Damit soll dem Fachkräftemangel im Tourismus entgegengewirkt und Quereinsteiger für die Branche gewonnen werden. Langjährige Mitarbeiter bekommen die Chance zur Höherqualifizierung. Im Rahmen der 18-monatigen Ausbildung durchlaufen die „Talents“ eine vollständige Berufsausbildung für die Berufe Koch/Köchin, Restaurantfachmann/frau und Hotelkaufmann/frau mit Lehrabschlussprüfung bei vollem Gehalt und Jobgarantie.
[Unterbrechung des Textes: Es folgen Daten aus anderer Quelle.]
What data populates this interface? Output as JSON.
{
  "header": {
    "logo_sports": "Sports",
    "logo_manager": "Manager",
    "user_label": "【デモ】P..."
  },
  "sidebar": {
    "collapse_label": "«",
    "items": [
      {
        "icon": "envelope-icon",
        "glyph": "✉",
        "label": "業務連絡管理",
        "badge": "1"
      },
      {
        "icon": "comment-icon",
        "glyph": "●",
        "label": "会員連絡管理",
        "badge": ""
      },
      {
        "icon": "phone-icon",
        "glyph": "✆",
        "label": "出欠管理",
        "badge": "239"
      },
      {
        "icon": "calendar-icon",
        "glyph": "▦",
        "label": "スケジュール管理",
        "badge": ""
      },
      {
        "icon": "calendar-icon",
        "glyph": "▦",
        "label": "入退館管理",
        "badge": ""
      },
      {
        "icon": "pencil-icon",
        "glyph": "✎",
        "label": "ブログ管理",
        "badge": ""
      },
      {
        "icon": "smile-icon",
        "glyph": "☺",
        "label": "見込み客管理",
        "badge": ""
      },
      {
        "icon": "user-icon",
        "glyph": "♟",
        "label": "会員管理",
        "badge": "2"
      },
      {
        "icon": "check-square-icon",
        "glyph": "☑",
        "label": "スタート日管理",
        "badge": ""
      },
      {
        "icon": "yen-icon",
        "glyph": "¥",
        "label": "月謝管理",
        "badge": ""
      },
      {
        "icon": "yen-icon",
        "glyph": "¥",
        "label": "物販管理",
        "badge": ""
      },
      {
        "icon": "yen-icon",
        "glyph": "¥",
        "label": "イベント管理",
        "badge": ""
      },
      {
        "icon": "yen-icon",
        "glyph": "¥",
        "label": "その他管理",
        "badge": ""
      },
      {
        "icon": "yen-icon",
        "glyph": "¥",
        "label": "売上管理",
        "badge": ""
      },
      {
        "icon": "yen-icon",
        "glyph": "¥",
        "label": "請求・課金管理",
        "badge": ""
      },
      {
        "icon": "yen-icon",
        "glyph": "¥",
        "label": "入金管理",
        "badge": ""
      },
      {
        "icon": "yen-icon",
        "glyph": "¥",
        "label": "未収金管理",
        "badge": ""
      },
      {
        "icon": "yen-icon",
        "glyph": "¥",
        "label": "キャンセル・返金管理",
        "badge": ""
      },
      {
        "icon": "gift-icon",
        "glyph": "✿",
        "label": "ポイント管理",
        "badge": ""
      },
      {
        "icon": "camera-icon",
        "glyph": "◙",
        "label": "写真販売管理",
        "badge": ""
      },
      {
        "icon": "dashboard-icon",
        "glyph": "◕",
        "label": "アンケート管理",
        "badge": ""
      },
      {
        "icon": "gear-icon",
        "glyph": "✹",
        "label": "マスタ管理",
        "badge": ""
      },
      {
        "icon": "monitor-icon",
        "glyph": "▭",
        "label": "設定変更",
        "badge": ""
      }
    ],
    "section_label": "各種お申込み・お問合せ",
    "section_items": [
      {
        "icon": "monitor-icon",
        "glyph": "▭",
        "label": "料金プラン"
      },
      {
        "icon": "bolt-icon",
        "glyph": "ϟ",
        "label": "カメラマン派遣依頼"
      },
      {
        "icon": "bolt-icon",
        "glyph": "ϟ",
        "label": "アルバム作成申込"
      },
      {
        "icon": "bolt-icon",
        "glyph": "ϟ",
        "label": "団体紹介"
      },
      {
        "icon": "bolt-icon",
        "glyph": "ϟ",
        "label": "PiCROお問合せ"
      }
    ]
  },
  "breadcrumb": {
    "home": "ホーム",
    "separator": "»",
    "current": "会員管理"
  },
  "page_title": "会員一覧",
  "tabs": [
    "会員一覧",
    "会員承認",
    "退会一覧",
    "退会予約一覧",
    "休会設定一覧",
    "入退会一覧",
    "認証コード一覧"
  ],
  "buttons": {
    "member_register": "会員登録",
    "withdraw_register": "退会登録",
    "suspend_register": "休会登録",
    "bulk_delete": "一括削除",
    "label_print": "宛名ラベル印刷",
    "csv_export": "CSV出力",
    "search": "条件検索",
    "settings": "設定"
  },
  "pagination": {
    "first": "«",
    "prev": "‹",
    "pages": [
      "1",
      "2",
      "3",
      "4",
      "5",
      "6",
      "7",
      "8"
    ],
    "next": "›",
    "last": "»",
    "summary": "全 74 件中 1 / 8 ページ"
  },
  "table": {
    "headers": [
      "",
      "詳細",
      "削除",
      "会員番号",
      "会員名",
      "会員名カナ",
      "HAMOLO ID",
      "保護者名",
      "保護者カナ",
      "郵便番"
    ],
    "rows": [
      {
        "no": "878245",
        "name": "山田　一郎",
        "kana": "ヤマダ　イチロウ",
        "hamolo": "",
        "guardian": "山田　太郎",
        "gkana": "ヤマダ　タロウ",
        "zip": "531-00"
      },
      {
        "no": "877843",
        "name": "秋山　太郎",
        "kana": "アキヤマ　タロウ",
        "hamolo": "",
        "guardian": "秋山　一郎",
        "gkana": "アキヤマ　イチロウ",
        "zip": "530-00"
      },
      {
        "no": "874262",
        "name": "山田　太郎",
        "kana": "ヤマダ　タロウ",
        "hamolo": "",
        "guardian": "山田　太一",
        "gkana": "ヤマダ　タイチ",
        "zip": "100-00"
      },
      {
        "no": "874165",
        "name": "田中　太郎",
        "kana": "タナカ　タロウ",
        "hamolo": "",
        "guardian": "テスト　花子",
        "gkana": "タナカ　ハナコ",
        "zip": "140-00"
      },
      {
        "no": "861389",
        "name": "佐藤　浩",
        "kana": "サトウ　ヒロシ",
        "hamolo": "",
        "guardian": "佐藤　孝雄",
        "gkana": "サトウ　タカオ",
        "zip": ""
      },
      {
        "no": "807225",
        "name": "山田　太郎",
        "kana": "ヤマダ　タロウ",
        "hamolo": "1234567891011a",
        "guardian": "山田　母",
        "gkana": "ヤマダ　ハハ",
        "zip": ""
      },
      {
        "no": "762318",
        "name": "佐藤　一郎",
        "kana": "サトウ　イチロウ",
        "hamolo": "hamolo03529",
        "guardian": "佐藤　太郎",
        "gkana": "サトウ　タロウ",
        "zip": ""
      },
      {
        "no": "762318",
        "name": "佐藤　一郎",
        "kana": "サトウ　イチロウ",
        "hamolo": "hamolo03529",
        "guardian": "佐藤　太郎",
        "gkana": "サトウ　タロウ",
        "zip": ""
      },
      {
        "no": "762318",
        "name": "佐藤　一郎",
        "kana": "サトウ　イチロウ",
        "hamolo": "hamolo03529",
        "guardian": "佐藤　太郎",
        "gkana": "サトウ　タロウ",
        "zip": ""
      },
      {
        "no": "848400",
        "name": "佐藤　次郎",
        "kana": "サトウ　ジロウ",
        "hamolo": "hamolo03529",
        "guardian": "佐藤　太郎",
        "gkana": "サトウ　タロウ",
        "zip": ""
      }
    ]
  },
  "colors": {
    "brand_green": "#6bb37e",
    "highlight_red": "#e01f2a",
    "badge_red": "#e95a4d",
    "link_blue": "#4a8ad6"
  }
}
Gelernt wird am WIFI Tirol in Form des „Blended-Learning“-Konzept, einer Mischung aus klassischem und digitalem Lernen, um die „Schulzeit“ außerhalb des Betriebs möglichst kurz zu halten.
In den ersten zwei von insgesamt zwanzig Modulen wurden die Auszubildenden so weit geschult, dass sie in den teilnehmenden Partnerbetrieben schon gut mitarbeiten können. Und eben dieses Können durften die 20 Talents – davon sieben im Berufsbild Hotelkauffrau/Hotelkaufmann, sieben Restaurantfachleute und sechs Köche - im Rahmen eines Galadinners am WIFI in Innsbruck zeigen.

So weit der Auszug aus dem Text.